The jurors may be deciding if Mark Goudeau should go to death row sooner than anticipated, thanks to yet another turn of events in the penalty phase of the recently convicted serial killer's trial. 

The `Baseline Killer,' convicted late last month of nine murders and dozens of other violent crimes stemming from a spree in 2005-06, told a judge yesterday that he doesn't want anyone from his family to testify as mitigation witnesses in his defense.

Before going further into what happened yesterday, we should remind readers about our story, "Waiting For Goudeau," in the current issue of New Times.

Check it out!    

Goudeau in an earlier hearing had rejected his attorneys' attempts to present possible mitigating evidence in his favor, telling Superior Court Judge Warren Granville that his defense team had been "blowing smoke up my ass for going on five years."

But Goudeau subsequently changed his mind, and the mitigation portion of the penalty phase began late last week with testimony from a psychologist about the 47-year-old Phoenix man's difficult upbringing and family dysfunction.

The psychologist spoke of Goudeau's late father, who apparently impregnated several women in his neighborhood over time, adding to the 13 or 14 children he had with Goudeau's mother. (This testimony gave rise to some layman's analyses among court watchers, i.e. that Mark Goudeau wasn't as good at the art of seduction as was dear old dad, so instead he simply killed and/or sexually assaulted his many victims).

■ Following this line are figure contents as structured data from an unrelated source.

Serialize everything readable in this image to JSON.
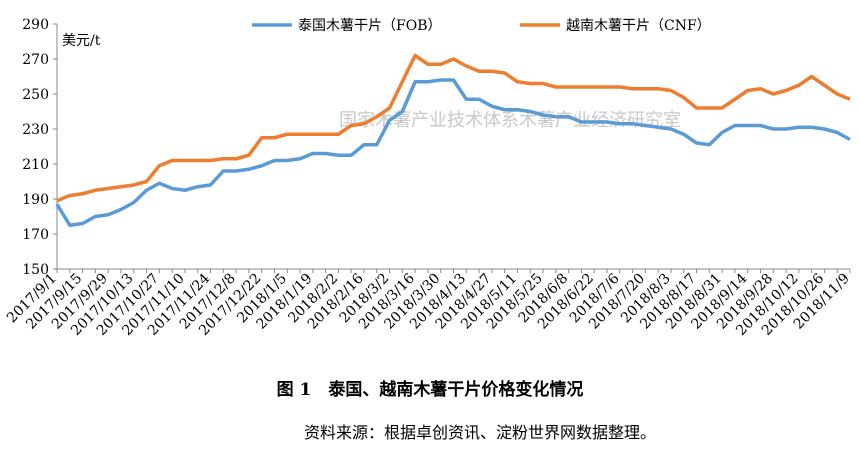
{
  "chart_data": {
    "type": "line",
    "y_label": "美元/t",
    "watermark": "国家木薯产业技术体系木薯产业经济研究室",
    "caption": "图 1　泰国、越南木薯干片价格变化情况",
    "source": "资料来源：根据卓创资讯、淀粉世界网数据整理。",
    "categories": [
      "2017/9/1",
      null,
      "2017/9/15",
      null,
      "2017/9/29",
      null,
      "2017/10/13",
      null,
      "2017/10/27",
      null,
      "2017/11/10",
      null,
      "2017/11/24",
      null,
      "2017/12/8",
      null,
      "2017/12/22",
      null,
      "2018/1/5",
      null,
      "2018/1/19",
      null,
      "2018/2/2",
      null,
      "2018/2/16",
      null,
      "2018/3/2",
      null,
      "2018/3/16",
      null,
      "2018/3/30",
      null,
      "2018/4/13",
      null,
      "2018/4/27",
      null,
      "2018/5/11",
      null,
      "2018/5/25",
      null,
      "2018/6/8",
      null,
      "2018/6/22",
      null,
      "2018/7/6",
      null,
      "2018/7/20",
      null,
      "2018/8/3",
      null,
      "2018/8/17",
      null,
      "2018/8/31",
      null,
      "2018/9/14",
      null,
      "2018/9/28",
      null,
      "2018/10/12",
      null,
      "2018/10/26",
      null,
      "2018/11/9"
    ],
    "series": [
      {
        "name": "泰国木薯干片（FOB）",
        "color": "#5b9bd5",
        "values": [
          187,
          175,
          176,
          180,
          181,
          184,
          188,
          195,
          199,
          196,
          195,
          197,
          198,
          206,
          206,
          207,
          209,
          212,
          212,
          213,
          216,
          216,
          215,
          215,
          221,
          221,
          235,
          240,
          257,
          257,
          258,
          258,
          247,
          247,
          243,
          241,
          241,
          240,
          238,
          237,
          237,
          234,
          234,
          234,
          233,
          233,
          232,
          231,
          230,
          227,
          222,
          221,
          228,
          232,
          232,
          232,
          230,
          230,
          231,
          231,
          230,
          228,
          224
        ]
      },
      {
        "name": "越南木薯干片（CNF）",
        "color": "#ed7d31",
        "values": [
          189,
          192,
          193,
          195,
          196,
          197,
          198,
          200,
          209,
          212,
          212,
          212,
          212,
          213,
          213,
          215,
          225,
          225,
          227,
          227,
          227,
          227,
          227,
          232,
          233,
          237,
          242,
          257,
          272,
          267,
          267,
          270,
          266,
          263,
          263,
          262,
          257,
          256,
          256,
          254,
          254,
          254,
          254,
          254,
          254,
          253,
          253,
          253,
          252,
          248,
          242,
          242,
          242,
          247,
          252,
          253,
          250,
          252,
          255,
          260,
          255,
          250,
          247
        ]
      }
    ],
    "ylim": [
      150,
      290
    ],
    "yticks": [
      150,
      170,
      190,
      210,
      230,
      250,
      270,
      290
    ]
  }
}
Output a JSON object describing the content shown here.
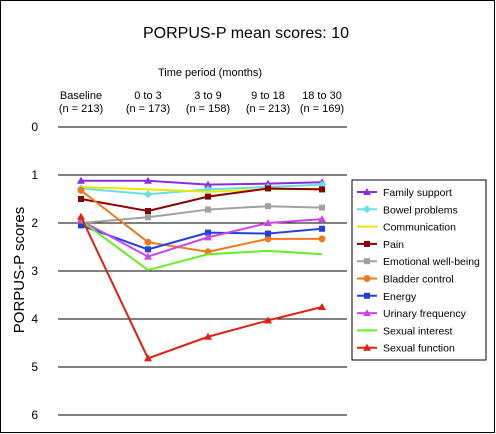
{
  "chart_data": {
    "type": "line",
    "title": "PORPUS-P mean scores: 10",
    "xlabel": "Time period (months)",
    "ylabel": "PORPUS-P scores",
    "categories": [
      {
        "label": "Baseline",
        "n": "(n = 213)"
      },
      {
        "label": "0 to 3",
        "n": "(n = 173)"
      },
      {
        "label": "3 to 9",
        "n": "(n = 158)"
      },
      {
        "label": "9 to 18",
        "n": "(n = 213)"
      },
      {
        "label": "18 to 30",
        "n": "(n = 169)"
      }
    ],
    "ylim": [
      0,
      6
    ],
    "y_inverted": true,
    "yticks": [
      "0",
      "1",
      "2",
      "3",
      "4",
      "5",
      "6"
    ],
    "grid": "horizontal",
    "legend_position": "right",
    "series": [
      {
        "name": "Family support",
        "color": "#8B2BE2",
        "marker": "triangle",
        "values": [
          1.12,
          1.12,
          1.2,
          1.18,
          1.15
        ]
      },
      {
        "name": "Bowel problems",
        "color": "#66E0E8",
        "marker": "diamond",
        "values": [
          1.28,
          1.4,
          1.3,
          1.25,
          1.2
        ]
      },
      {
        "name": "Communication",
        "color": "#E8E800",
        "marker": "line",
        "values": [
          1.25,
          1.3,
          1.35,
          1.3,
          1.28
        ]
      },
      {
        "name": "Pain",
        "color": "#8B0000",
        "marker": "square",
        "values": [
          1.5,
          1.75,
          1.45,
          1.28,
          1.3
        ]
      },
      {
        "name": "Emotional well-being",
        "color": "#A0A0A0",
        "marker": "square",
        "values": [
          2.0,
          1.88,
          1.72,
          1.65,
          1.68
        ]
      },
      {
        "name": "Bladder control",
        "color": "#F07820",
        "marker": "circle",
        "values": [
          1.32,
          2.4,
          2.6,
          2.33,
          2.33
        ]
      },
      {
        "name": "Energy",
        "color": "#2040E0",
        "marker": "square",
        "values": [
          2.05,
          2.55,
          2.2,
          2.22,
          2.12
        ]
      },
      {
        "name": "Urinary frequency",
        "color": "#CC44EE",
        "marker": "triangle",
        "values": [
          1.95,
          2.7,
          2.3,
          2.0,
          1.92
        ]
      },
      {
        "name": "Sexual interest",
        "color": "#66EE22",
        "marker": "line",
        "values": [
          1.95,
          2.98,
          2.65,
          2.58,
          2.65
        ]
      },
      {
        "name": "Sexual function",
        "color": "#E02010",
        "marker": "triangle",
        "values": [
          1.87,
          4.82,
          4.37,
          4.03,
          3.75
        ]
      }
    ]
  }
}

Yesterday morning, Goudeau was listening in to a second mental-health expert testifying in his defense when he said something to his lead attorney, Randall Craig. Seems that Goudeau had heard more than enough, and didn't wish to continue with any more "mitigation."

Goudeau politely confirmed his intentions to Judge Warren Granville. 

That mean subject to change during today's hearing scheduled to start at 10:30 a.m., that the jurors won't be taking testimony as previously thought from wife Wendy and two of Goudeau's sisters. (We really wanted to see true believer Wendy on the stand, but whatever.) 

If so, the 12-person panel may be retiring to deliberate Goudeau's fate on the nine first-degree murder convictions much sooner than was anticipated. If they do decide to spare his life, the nine murder sentences will be tacked on to the 438-year prison term that the serial killer/rapist already is serving for the 2005 sexual assaults of two south Phoenix sisters.

Safe to say that Mark Goudeau is going to die in prison, by the government's hand or not.

Judge Granville, by the way, will be handling the sentencing phase of the other 58 felony convictions in this case--rapes, kidnappings, armed robberies, and so on. In Arizona, jurors, not judges, decide the sentence (life or death) in capital cases. 

We are finishing a yarn on other matter today, but will try to sneak away from the PC and head down to court for the 10:30 hearing.